This summer Governor Murphy hired someone who served time for taking bribes as a Passaic councilman to work as a special assistant to the State Commissioner of Education.

Marcellus Jackson will serve in the office of civic and social engagement for the department. Whatever the f@$# that is! What it is, is another $70,000 a year job to add to the public payroll and add to Murphy's resume of pandering to minority groups and special interests. This conviction wasn't the result of a youthful indiscretion of being involved with drugs or mischief. No! This was taking $26,000 worth of bribes for special favors in the city he was elected to serve. A clear breach of public trust and a major no-no. The kind of thing that should preclude one from serving in a public capacity in the future. Not now. Not in the Murphy administration.

Our own Dino Flammia participated in a press conference with the Governor today, and he essentially says it may be "the new norm" to see convicted officials back in state government.

When asked about the hire of Marcellus Jackson, Murphy said, "I hope we see a lot more than this -- that somebody made a mistake, they admitted it, they repented, they paid their price. We have to get these folks back up on their feet in society in this state. We have one of the harshest states in the nation in terms of allowing what I just said to happen. Marcellus has done all of the above and I think we should all accept that that should be the new norm." Murphy went on to say, "We feel completely comfortable with the process that Marcellus went through."

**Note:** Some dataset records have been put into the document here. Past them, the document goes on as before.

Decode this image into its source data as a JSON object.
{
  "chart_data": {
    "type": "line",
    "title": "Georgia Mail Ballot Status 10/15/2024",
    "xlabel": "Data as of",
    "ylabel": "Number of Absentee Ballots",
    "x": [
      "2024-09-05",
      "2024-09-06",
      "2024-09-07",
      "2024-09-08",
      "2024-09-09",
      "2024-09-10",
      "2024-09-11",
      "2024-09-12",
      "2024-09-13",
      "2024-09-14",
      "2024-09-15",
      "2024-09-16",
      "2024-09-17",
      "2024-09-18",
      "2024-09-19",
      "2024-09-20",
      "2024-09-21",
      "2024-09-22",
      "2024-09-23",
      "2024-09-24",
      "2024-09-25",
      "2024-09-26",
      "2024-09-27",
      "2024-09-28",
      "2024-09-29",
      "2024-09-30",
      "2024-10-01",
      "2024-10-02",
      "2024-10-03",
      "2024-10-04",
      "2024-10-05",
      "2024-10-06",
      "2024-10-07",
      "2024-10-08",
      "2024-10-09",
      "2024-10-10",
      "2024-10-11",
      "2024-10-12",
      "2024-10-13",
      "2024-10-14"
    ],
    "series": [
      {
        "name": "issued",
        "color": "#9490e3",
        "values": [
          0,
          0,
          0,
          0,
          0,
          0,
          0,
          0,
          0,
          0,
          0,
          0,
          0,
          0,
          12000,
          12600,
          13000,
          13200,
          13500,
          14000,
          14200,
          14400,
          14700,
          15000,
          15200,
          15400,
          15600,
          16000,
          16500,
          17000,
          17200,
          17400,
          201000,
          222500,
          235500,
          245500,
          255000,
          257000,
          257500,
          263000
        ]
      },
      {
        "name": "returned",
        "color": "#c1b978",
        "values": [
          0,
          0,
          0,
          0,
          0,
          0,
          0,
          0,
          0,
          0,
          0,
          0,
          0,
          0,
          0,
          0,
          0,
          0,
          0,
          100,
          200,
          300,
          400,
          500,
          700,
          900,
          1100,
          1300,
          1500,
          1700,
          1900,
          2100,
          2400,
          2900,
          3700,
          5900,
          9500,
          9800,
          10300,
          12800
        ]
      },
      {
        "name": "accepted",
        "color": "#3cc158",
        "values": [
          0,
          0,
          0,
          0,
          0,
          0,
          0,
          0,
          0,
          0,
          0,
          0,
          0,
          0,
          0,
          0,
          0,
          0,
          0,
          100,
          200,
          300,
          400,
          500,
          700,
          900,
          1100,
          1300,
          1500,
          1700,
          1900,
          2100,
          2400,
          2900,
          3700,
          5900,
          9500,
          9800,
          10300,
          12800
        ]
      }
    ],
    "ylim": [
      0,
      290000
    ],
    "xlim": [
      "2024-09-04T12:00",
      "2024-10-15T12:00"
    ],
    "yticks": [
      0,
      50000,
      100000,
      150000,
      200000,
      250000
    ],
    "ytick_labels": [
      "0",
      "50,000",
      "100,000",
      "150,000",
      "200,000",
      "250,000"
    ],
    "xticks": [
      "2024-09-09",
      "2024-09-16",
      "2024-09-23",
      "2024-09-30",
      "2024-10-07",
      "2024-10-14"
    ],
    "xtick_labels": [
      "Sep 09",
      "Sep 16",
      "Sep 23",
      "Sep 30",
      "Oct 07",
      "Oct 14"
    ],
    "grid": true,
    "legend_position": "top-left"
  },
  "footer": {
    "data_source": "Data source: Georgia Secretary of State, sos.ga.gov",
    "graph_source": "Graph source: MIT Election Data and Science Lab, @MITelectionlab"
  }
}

If all of this makes Murphy look like a compassionate liberal who believes in second chances and ups his street cred with the base, then it's good thing in his eyes. Yes, the world is upside down. Which makes it all the more easy for your money to fall out of your pockets and into the coffers of the state government. When he met the fake official in a parking lot back in 2007 to take a $6,000 payment, Jackson said "I appreciate it, baby...good things is gonna happen," That didn't turn out as well as he hoped that day. But on the day of his sentencing in December of that year, he said "I shall return." And he has. Lucky us!